Neuronet reflects on the scientific system in a different way, as it is not about research or investigation – as most of the Innovative Medicines Initiative (IMI) neurodegeneration portfolio projects are – but is focused on building bridges among the different organizations and actors.
Neuronet is referred to as a “coordination and support action” among the IMI projects, and its main objective is to find synergies and promote collaboration across the different projects in the portfolio. In this way, the consortium connects 264 organizations from 25 countries, with more than 2,300 individuals working daily in projects with an investment of more than 380 million EUR.
The consortium has been focused on understanding the landscape of the IMI portfolio from different angles to identify the best way that projects can relate to each other, while also inviting projects to participate in this process as well.

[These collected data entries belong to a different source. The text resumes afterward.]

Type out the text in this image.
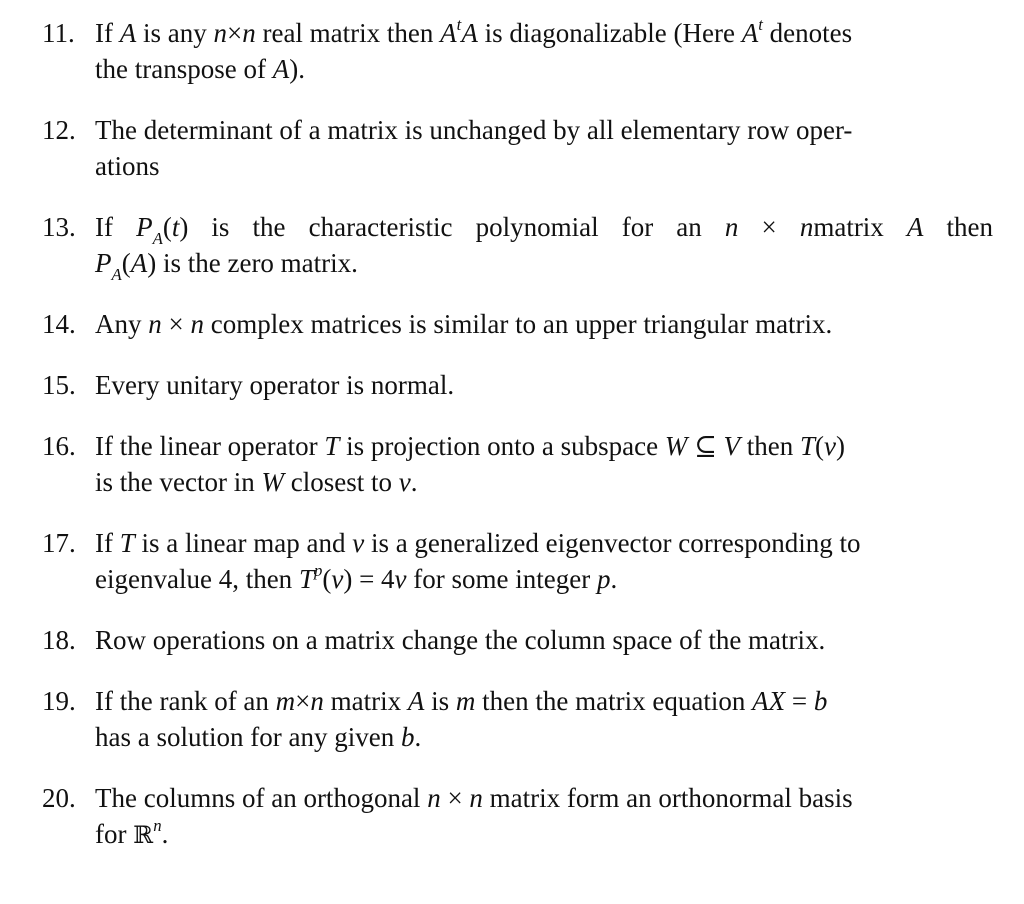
11. If A is any n×n real matrix then $A^tA$ is diagonalizable (Here $A^t$ denotes
the transpose of A).
12. The determinant of a matrix is unchanged by all elementary row oper-
ations
13. If $P_A(t)$ is the characteristic polynomial for an n × nmatrix A then
$P_A(A)$ is the zero matrix.
14. Any n × n complex matrices is similar to an upper triangular matrix.
15. Every unitary operator is normal.
16. If the linear operator T is projection onto a subspace W ⊆ V then T(v)
is the vector in W closest to v.
17. If T is a linear map and v is a generalized eigenvector corresponding to
eigenvalue 4, then $T^p(v) = 4v$ for some integer p.
18. Row operations on a matrix change the column space of the matrix.
19. If the rank of an m×n matrix A is m then the matrix equation AX = b
has a solution for any given b.
20. The columns of an orthogonal n × n matrix form an orthonormal basis
for ℝ$^n$.
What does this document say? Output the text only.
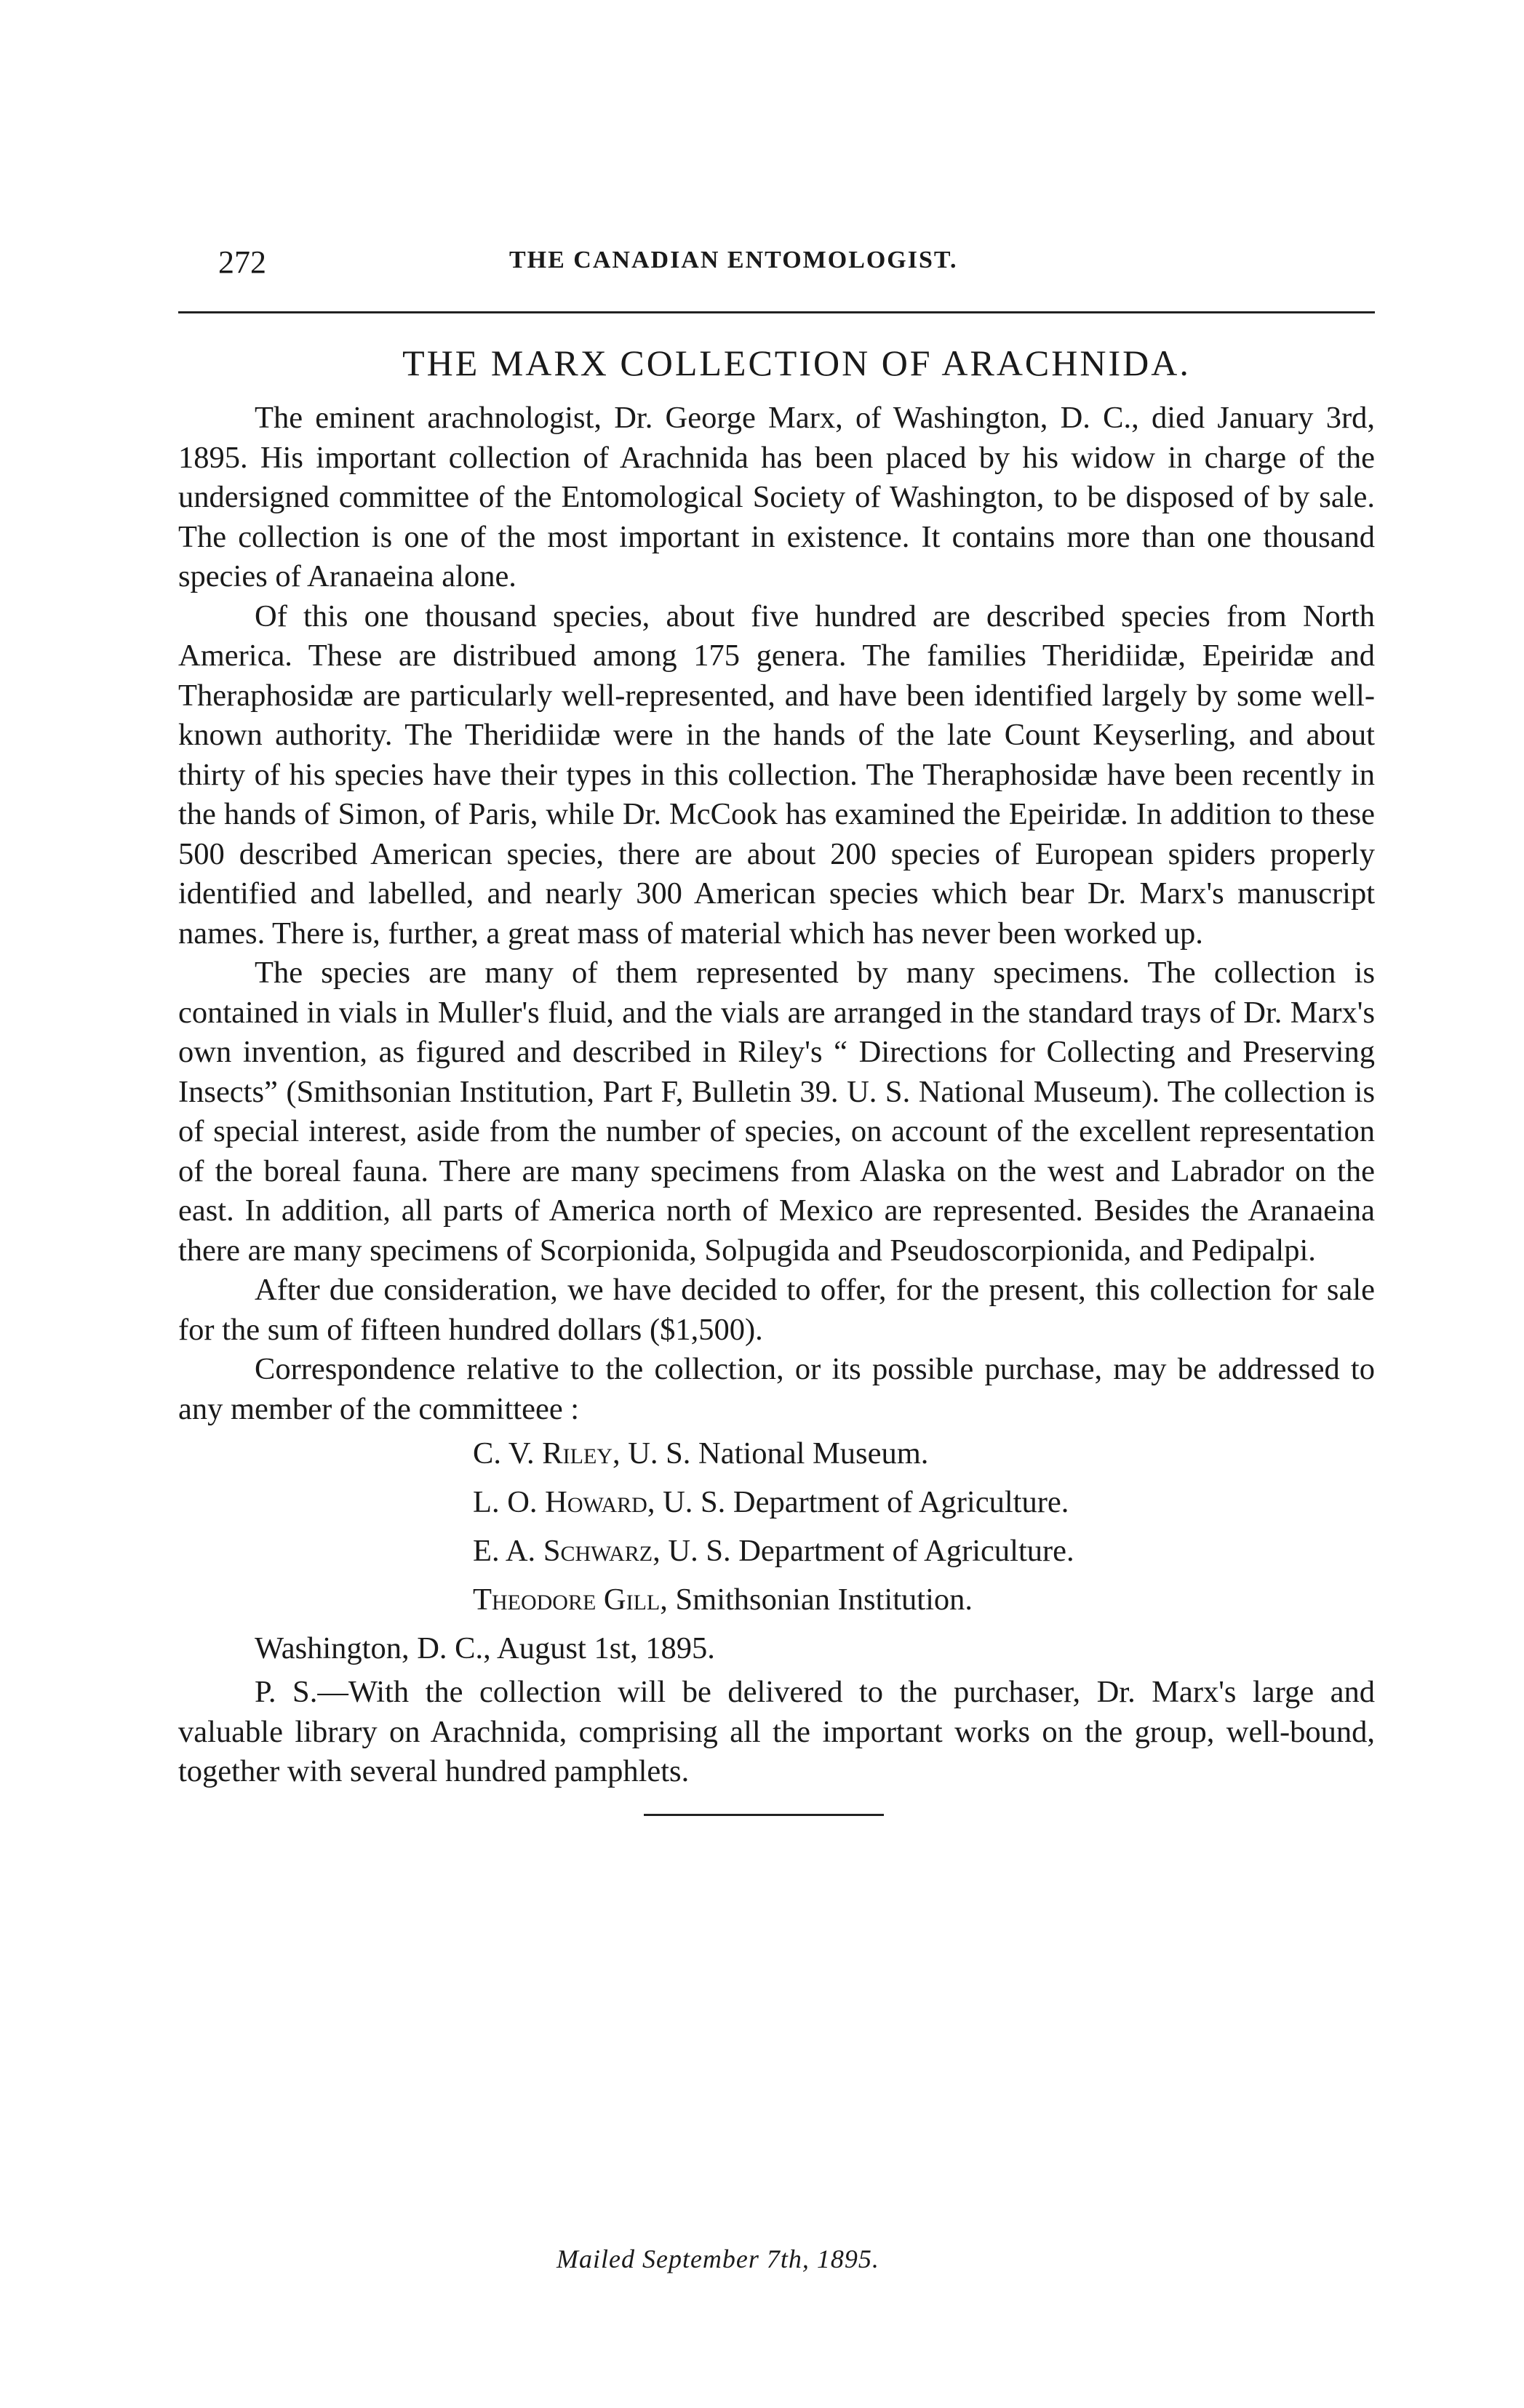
272	THE CANADIAN ENTOMOLOGIST.
THE MARX COLLECTION OF ARACHNIDA.

The eminent arachnologist, Dr. George Marx, of Washington, D. C., died January 3rd, 1895. His important collection of Arachnida has been placed by his widow in charge of the undersigned committee of the Entomological Society of Washington, to be disposed of by sale. The collection is one of the most important in existence. It contains more than one thousand species of Aranaeina alone.

Of this one thousand species, about five hundred are described species from North America. These are distribued among 175 genera. The families Theridiidæ, Epeiridæ and Theraphosidæ are particularly well-represented, and have been identified largely by some well-known authority. The Theridiidæ were in the hands of the late Count Keyserling, and about thirty of his species have their types in this collection. The Theraphosidæ have been recently in the hands of Simon, of Paris, while Dr. McCook has examined the Epeiridæ. In addition to these 500 described American species, there are about 200 species of European spiders properly identified and labelled, and nearly 300 American species which bear Dr. Marx's manuscript names. There is, further, a great mass of material which has never been worked up.

The species are many of them represented by many specimens. The collection is contained in vials in Muller's fluid, and the vials are arranged in the standard trays of Dr. Marx's own invention, as figured and described in Riley's “ Directions for Collecting and Preserving Insects” (Smithsonian Institution, Part F, Bulletin 39. U. S. National Museum). The collection is of special interest, aside from the number of species, on account of the excellent representation of the boreal fauna. There are many specimens from Alaska on the west and Labrador on the east. In addition, all parts of America north of Mexico are represented. Besides the Aranaeina there are many specimens of Scorpionida, Solpugida and Pseudoscorpionida, and Pedipalpi.

After due consideration, we have decided to offer, for the present, this collection for sale for the sum of fifteen hundred dollars ($1,500).

Correspondence relative to the collection, or its possible purchase, may be addressed to any member of the committeee :

C. V. Riley, U. S. National Museum.
L. O. Howard, U. S. Department of Agriculture.
E. A. Schwarz, U. S. Department of Agriculture.
Theodore Gill, Smithsonian Institution.

Washington, D. C., August 1st, 1895.

P. S.—With the collection will be delivered to the purchaser, Dr. Marx's large and valuable library on Arachnida, comprising all the important works on the group, well-bound, together with several hundred pamphlets.

Mailed September 7th, 1895.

The Knowledge Base is a tool developed by Synapse as a support element for Neuronet, to promote the portfolio’s visibility, networking, and participation. Of particular interest is the Asset Map, which Carlos explained “aims to extract the most tangible results of the projects and move away from the ‘project’ logic, since it is an important concept, but at the end, what remains is the asset. This is what should be sustained in the future and should be leveraged by others as well.”

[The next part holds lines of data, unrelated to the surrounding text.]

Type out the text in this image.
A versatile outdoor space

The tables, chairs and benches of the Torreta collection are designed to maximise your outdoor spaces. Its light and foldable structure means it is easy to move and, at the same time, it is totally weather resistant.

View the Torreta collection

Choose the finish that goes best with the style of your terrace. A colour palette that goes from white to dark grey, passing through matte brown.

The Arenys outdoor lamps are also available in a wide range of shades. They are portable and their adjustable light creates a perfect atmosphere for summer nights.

Neuronet has also evaluated the impact of the IMI portfolio. With a specific focus on members and partners from the pharmaceutical industry, Neuronet surveyed how IMI projects have impacted their companies, daily activities, professional careers, and networks. The results were broadly positive, as respondents said that IMI projects had a mid-to-high impact on, for example, their visibility, establishment of strategic partnership, and attracting new talent.

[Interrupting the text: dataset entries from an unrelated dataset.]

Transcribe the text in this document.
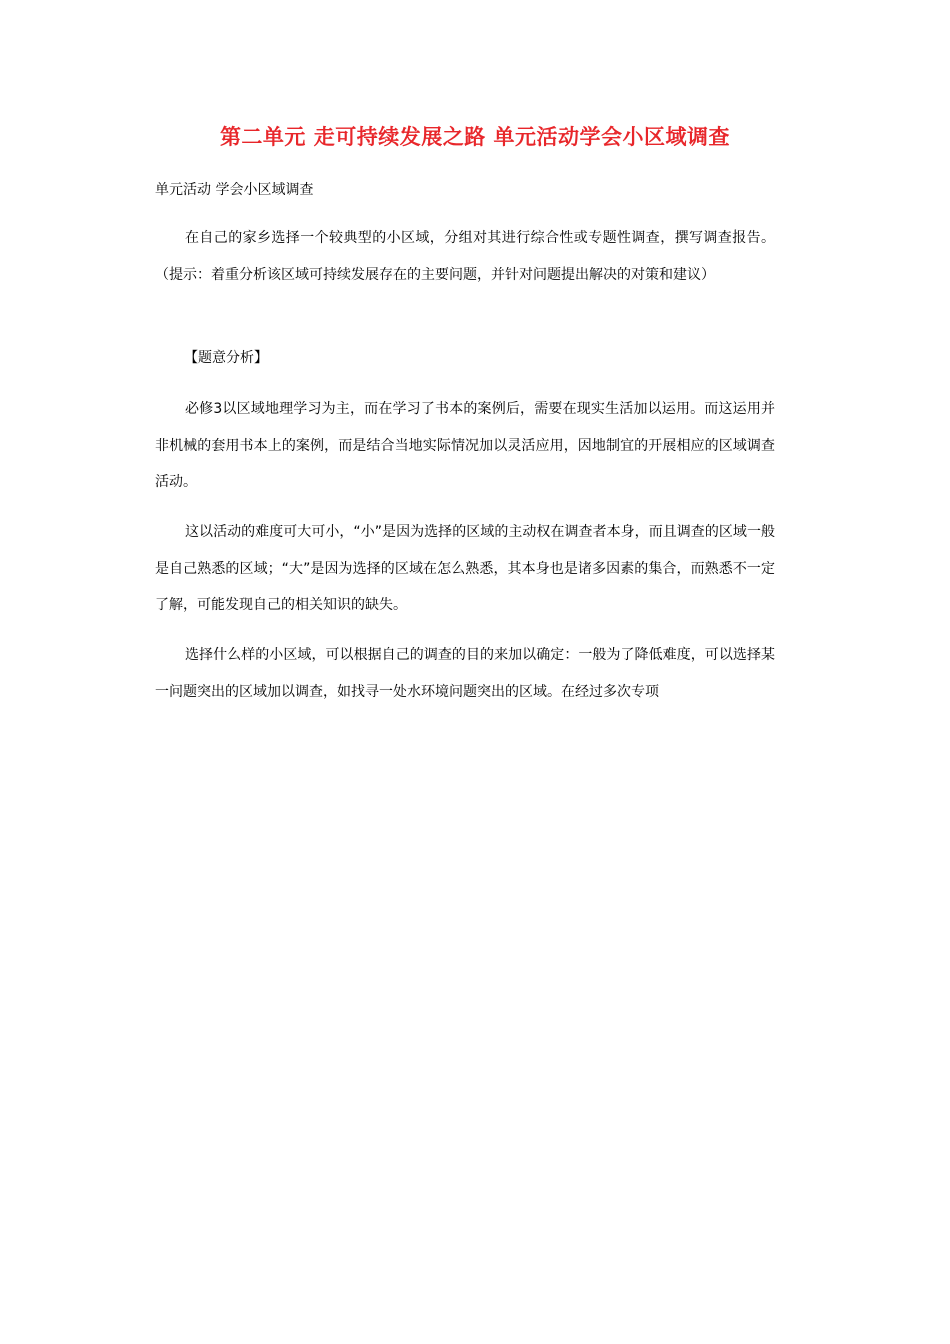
第二单元 走可持续发展之路 单元活动学会小区域调查
单元活动 学会小区域调查

在自己的家乡选择一个较典型的小区域，分组对其进行综合性或专题性调查，撰写调查报告。（提示：着重分析该区域可持续发展存在的主要问题，并针对问题提出解决的对策和建议）

【题意分析】

必修3以区域地理学习为主，而在学习了书本的案例后，需要在现实生活加以运用。而这运用并非机械的套用书本上的案例，而是结合当地实际情况加以灵活应用，因地制宜的开展相应的区域调查活动。

这以活动的难度可大可小，“小”是因为选择的区域的主动权在调查者本身，而且调查的区域一般是自己熟悉的区域；“大”是因为选择的区域在怎么熟悉，其本身也是诸多因素的集合，而熟悉不一定了解，可能发现自己的相关知识的缺失。

选择什么样的小区域，可以根据自己的调查的目的来加以确定：一般为了降低难度，可以选择某一问题突出的区域加以调查，如找寻一处水环境问题突出的区域。在经过多次专项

This survey identified a very important area of opportunity area: sustainability. This is a complex aspect of a project’s lifespan, because of the lack of clear incentives, the different points of view of the institutions and researchers, among other issues. To address this, Neuronet implemented different actions to harness the potential and existing expertise across projects. One of these actions was the creation of Task Forces, designed to tackle specific synergies and identify the elements of each project that could be helpful for others.
One example of a Task Force has been dedicated to the Neuro Cohort initiative. This initiative is designed to enhance the visibility and participation of a network of research-active sites and enable a more efficient project setup. It currently represents 39 sites. We will share more details about the Neuro Cohort initiative in due course.
With these kinds of initiatives and actions, Neuronet has achieved its aims as they are oriented to a systems leadership approach and a more participative structure. “Neuronet does not have an agenda, we are neither academics nor focus in a specific area. We have a completely neutral position”, added Carlos. The success of this position was reflected in the IMI projects’ evaluation of Neuronet and its services, which has been very positive and highly recognised.
This is how Neuronet works to make the IMI projects’ efforts more valuable. By putting their strengths at the service of research and patients’ communities, moving the focus away from projects to assets and, mainly, to people.